Степанида Ивановна спокойно приказала себя одеть, взяла драгоценности, все серебро и поехала в ломбард.
Там ей выдали двадцать пять тысяч. В Дворянском банке, где был знаком директор, выдали под перезалог тульского имения еще пять тысяч, не хватало десяти. У кого достать? Степанида Ивановна боялась огласки. В этот день была минута, когда ей изменили силы.
К вечеру она решила. Накинула шубку, подошла к зеркалу и пронзительно взглянула на себя: «Хороша, хороша».
Карета, ждавшая у подъезда, помчала ее по мокрым улицам на Гагаринскую, где жил молодой, делавший блестящую карьеру дипломат – Ртищев. Он явно всегда ухаживал за красавицей Брагиной.
Без доклада войдя в кабинет Ртищева, Степанида Ивановна затворила дверь на ключ и молча сбросила с обнаженных плеч соболью шубку.
Что произошло в кабинете у Ртищева – Степанида Ивановна никому не рассказывала. С десятью добавочными тысячами помчалась она в той же карете на вокзал, откуда на следующее утро поезд привез ее в провинциальный городишко.
Она тотчас же отыскала гостиницу, где стоял Алексей Алексеевич. Половые немало были изумлены, увидав даму в бальном платье с кожаной сумкой в руке, бегущую, как сумасшедшая, по коридору.
Половой загородил было ей дверь, но Степанида Ивановна ударила его сумочкой и вошла в номер. На ковре, на диванах, положив ноги на кресла, дремали офицеры, валялись бутылки и карты, было сизо от табачного дыма. Пробежав меж спящими, Степанида Ивановна увидела на постели мужа, он крепко спал, зажав в руке цыганский платок с нашитыми монетами. Степанида Ивановна платочек вырвала и растоптала ногами, затем сумочкой, полной денег, принялась колотить Алексея Алексеевича по щекам. Но все же была слишком рада (или чувствовала и себя отчасти не безгрешной), чтобы долго сердиться.
Когда наступила турецкая война, Алексей Алексеевич перевелся в действующую армию, и Степанида Ивановна уехала с мужем.

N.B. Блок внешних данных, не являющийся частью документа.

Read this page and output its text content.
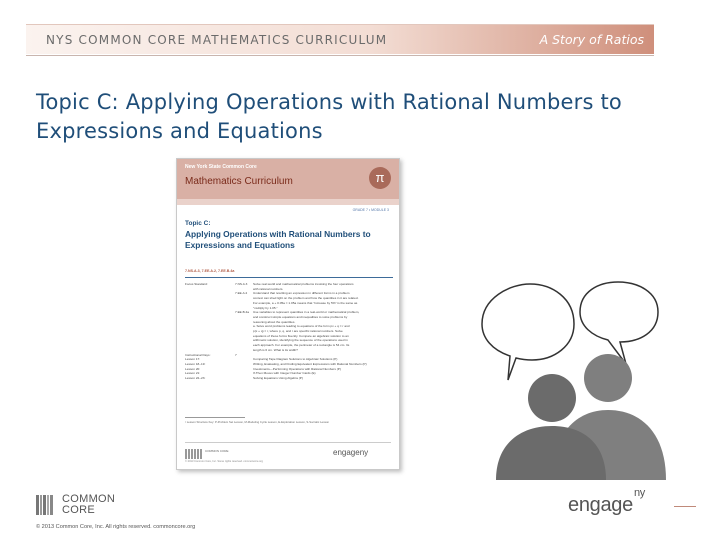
NYS COMMON CORE MATHEMATICS CURRICULUM	A Story of Ratios
Topic C: Applying Operations with Rational Numbers to
Expressions and Equations
New York State Common Core
Mathematics Curriculum	π
GRADE 7 • MODULE 3
Topic C:
Applying Operations with Rational Numbers to Expressions and Equations
7.NS.A.3, 7.EE.A.2, 7.EE.B.4a
Focus Standard:	7.NS.A.3	Solve real-world and mathematical problems involving the four operations
with rational numbers.
7.EE.A.2	Understand that rewriting an expression in different forms in a problem
context can shed light on the problem and how the quantities in it are related.
For example, a + 0.05a = 1.05a means that "increase by 5%" is the same as
"multiply by 1.05."
7.EE.B.4a	Use variables to represent quantities in a real-world or mathematical problem,
and construct simple equations and inequalities to solve problems by
reasoning about the quantities.
a. Solve word problems leading to equations of the form px + q = r and
p(x + q) = r, where p, q, and r are specific rational numbers. Solve
equations of these forms fluently. Compare an algebraic solution to an
arithmetic solution, identifying the sequence of the operations used in
each approach. For example, the perimeter of a rectangle is 54 cm. Its
length is 6 cm. What is its width?
Instructional Days:	7
Lesson 17:	Comparing Tape Diagram Solutions to Algebraic Solutions (P)
Lesson 18–19:	Writing, Evaluating, and Finding Equivalent Expressions with Rational Numbers (P)
Lesson 20:	Investments—Performing Operations with Rational Numbers (P)
Lesson 21:	If-Then Moves with Integer Number Cards (E)
Lesson 22–23:	Solving Equations Using Algebra (P)
¹ Lesson Structure Key: P-Problem Set Lesson, M-Modeling Cycle Lesson, E-Exploration Lesson, S-Socratic Lesson
COMMON CORE	engageny
© 2013 Common Core, Inc. Some rights reserved. commoncore.org
COMMON
CORE
© 2013 Common Core, Inc. All rights reserved. commoncore.org
engage$^{ny}$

В походе жила она в палатке, чинила мужнино белье, ругала денщика, который так боялся барыни, что только неестественно мычал, когда она его о чем-нибудь спрашивала, давала мужу военные советы, один раз даже собственноручно выстрелила в турка, оказавшегося бабой-маркитанткой.
В палатке в час, когда горнист играл утреннюю зорю, она родила девочку, но ребенок не прожил и трех дней. На десятые сутки после родов Степанида Ивановна переезжала верхом Дунай…
Война окончилась счастливо для Алексея Алексеевича, он быстро пошел по службе, Степанида Ивановна была принята при дворе. Но волосы ее уже стали седеть, тело подсыхать, и, несмотря на удовлетворенное честолюбие, мучилась она пуще прежнего, глядя на дородную, веселую фигуру мужа, всегда окруженного хорошенькими женщинами.
Алексей Алексеевич получил генерала, но хватил его легкий ударчик, пришлось выйти в отставку, и он переехал с женой в деревню – родовую вотчину Гнилопяты на луговой стороне Днепра.
Там, успокоившись от суеты, возобновил он переписку с некоторыми друзьями, в том числе с братом первой своей жены – Ильей Леонтьевичем Репьевым, отвечавшим пространными умозрительными рассуждениями о жизни и христианской любви на меланхоличные письма друга.
Начитавшись этих писем, Алексей Алексеевич решил сделать Репьеву удовольствие и попросил отпустить на лето погостить в Гнилопяты дочку его Сонечку, которой сам Алексей Алексеевич доводился крестным отцом.
Степанида Ивановна отлично помнила, чья была Сонечка племянница, но без особенных споров согласилась на ее приезд оттого, что все помыслы ее заняты были новым, необыкновенным делом, о которой она никому пока еще не сообщала.
Про дело это прослышала Степанида Ивановна перед отъездом в деревню от старичка шведа (приходившегося Алексею Алексеевичу дальним родственником по бабушке шведке, урожденной Вальдштрем) и теперь на свободе обдумывала план, долженствующий имя Алексея Алексеевича внести в страницы истории.
Но для выполнения этого необычайного плана надобно было много денег, состояние Брагиных сильно поиздержалось, Гнилопяты приносили тысяч пять дохода, чего вместе с пенсией только в обрез хватало на жизнь. Степанида Ивановна решила искать клад.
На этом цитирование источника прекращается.